The case, filed in U.S. District Court, Central District of California, involves a consolidation of several lawsuits, including one filed in 2004, with Garn as lead plaintiff, in federal court’s Southern District of Indiana.

Kennedy said another lawsuit over the policies is pending in Hamilton County court, waiting for the outcome of the bigger class action.

A settlement could deliver a dose of good news to a company hit recently by disappointing earnings and the pending departure of another CEO, William Kirsch. Analysts say settlements generally wind up costing less than what a plaintiff originally sought.

They also quantify an uncertainty for investors trying to judge a company’s value.

“You give people more comfort in that they’re not going to be-at least in that issue-hit down the road,” said Mark Finkelstein, director of equity research for Chicago-based Cochran Caronia Waller Securities.

However, for now, the company is offering little insight into what a settlement might cost.

Earlier this month, Conseco reported first-quarter profit of $55.8 million, down 21 percent from the same quarter a year earlier.
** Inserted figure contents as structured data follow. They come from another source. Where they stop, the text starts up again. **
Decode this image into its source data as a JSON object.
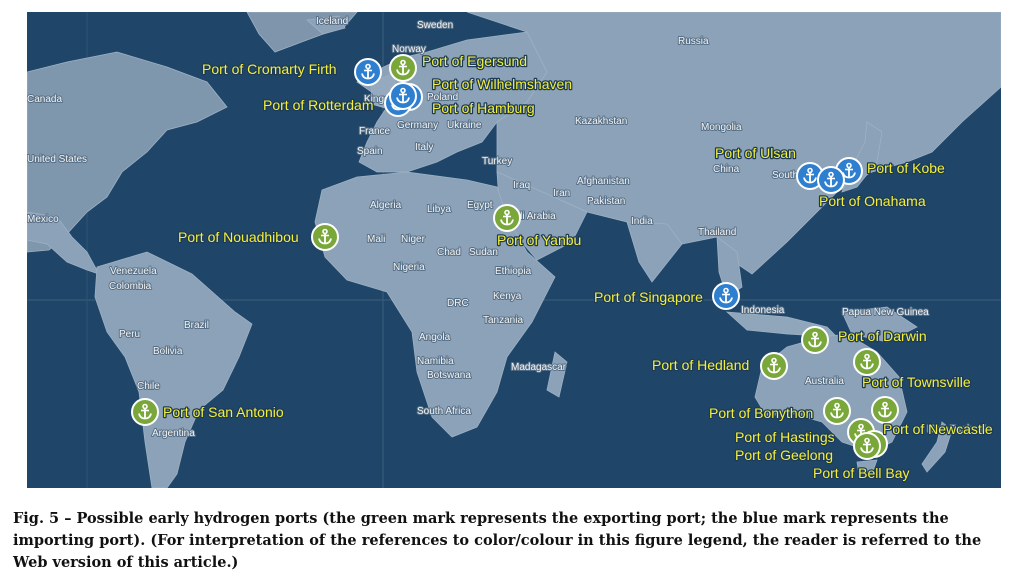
{
  "colors": {
    "ocean": "#1f4668",
    "land": "#8ca2b8",
    "export_port": "#79a73a",
    "import_port": "#2f7fd0",
    "label_text": "#f3ef3b"
  },
  "icon": "anchor-icon",
  "country_labels": [
    "Iceland",
    "Sweden",
    "Norway",
    "Russia",
    "Canada",
    "United States",
    "Mexico",
    "Kingdom",
    "Poland",
    "Germany",
    "Ukraine",
    "France",
    "Spain",
    "Italy",
    "Turkey",
    "Kazakhstan",
    "Mongolia",
    "China",
    "Afghanistan",
    "Iran",
    "Iraq",
    "Pakistan",
    "India",
    "Thailand",
    "Algeria",
    "Libya",
    "Egypt",
    "Saudi Arabia",
    "Mali",
    "Niger",
    "Chad",
    "Sudan",
    "Nigeria",
    "Ethiopia",
    "DRC",
    "Kenya",
    "Tanzania",
    "Angola",
    "Namibia",
    "Botswana",
    "Madagascar",
    "South Africa",
    "Venezuela",
    "Colombia",
    "Peru",
    "Brazil",
    "Bolivia",
    "Chile",
    "Argentina",
    "South",
    "Indonesia",
    "Papua New Guinea",
    "Australia",
    "New Zealand"
  ],
  "ports": [
    {
      "name": "Port of Cromarty Firth",
      "type": "import"
    },
    {
      "name": "Port of Egersund",
      "type": "export"
    },
    {
      "name": "Port of Wilhelmshaven",
      "type": "import"
    },
    {
      "name": "Port of Rotterdam",
      "type": "import"
    },
    {
      "name": "Port of Hamburg",
      "type": "import"
    },
    {
      "name": "Port of Nouadhibou",
      "type": "export"
    },
    {
      "name": "Port of Yanbu",
      "type": "export"
    },
    {
      "name": "Port of Ulsan",
      "type": "import"
    },
    {
      "name": "Port of Kobe",
      "type": "import"
    },
    {
      "name": "Port of Onahama",
      "type": "import"
    },
    {
      "name": "Port of Singapore",
      "type": "import"
    },
    {
      "name": "Port of Darwin",
      "type": "export"
    },
    {
      "name": "Port of Hedland",
      "type": "export"
    },
    {
      "name": "Port of Townsville",
      "type": "export"
    },
    {
      "name": "Port of Bonython",
      "type": "export"
    },
    {
      "name": "Port of Newcastle",
      "type": "export"
    },
    {
      "name": "Port of Hastings",
      "type": "export"
    },
    {
      "name": "Port of Geelong",
      "type": "export"
    },
    {
      "name": "Port of Bell Bay",
      "type": "export"
    },
    {
      "name": "Port of San Antonio",
      "type": "export"
    }
  ],
  "caption": {
    "figure_number": "Fig. 5",
    "text": "Possible early hydrogen ports (the green mark represents the exporting port; the blue mark represents the importing port). (For interpretation of the references to color/colour in this figure legend, the reader is referred to the Web version of this article.)"
  }
}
Those results included an after-tax expense of $9.6 million “related to certain litigation reserves,” according to a company press release.

Companies typically say little about litigation reserves because they don’t want to tip their hand on how much they might be willing to pay, said Mike Whitfield, who follows Conseco for Hahn Capital Management in San Francisco.

Lawyers involved with the classaction case have met a few times this year to discuss the settlement and agreed to keep talking after a May 11 conference, according to U.S. District Court filings.

If settlement talks fall through, a trial is set to begin Oct. 24.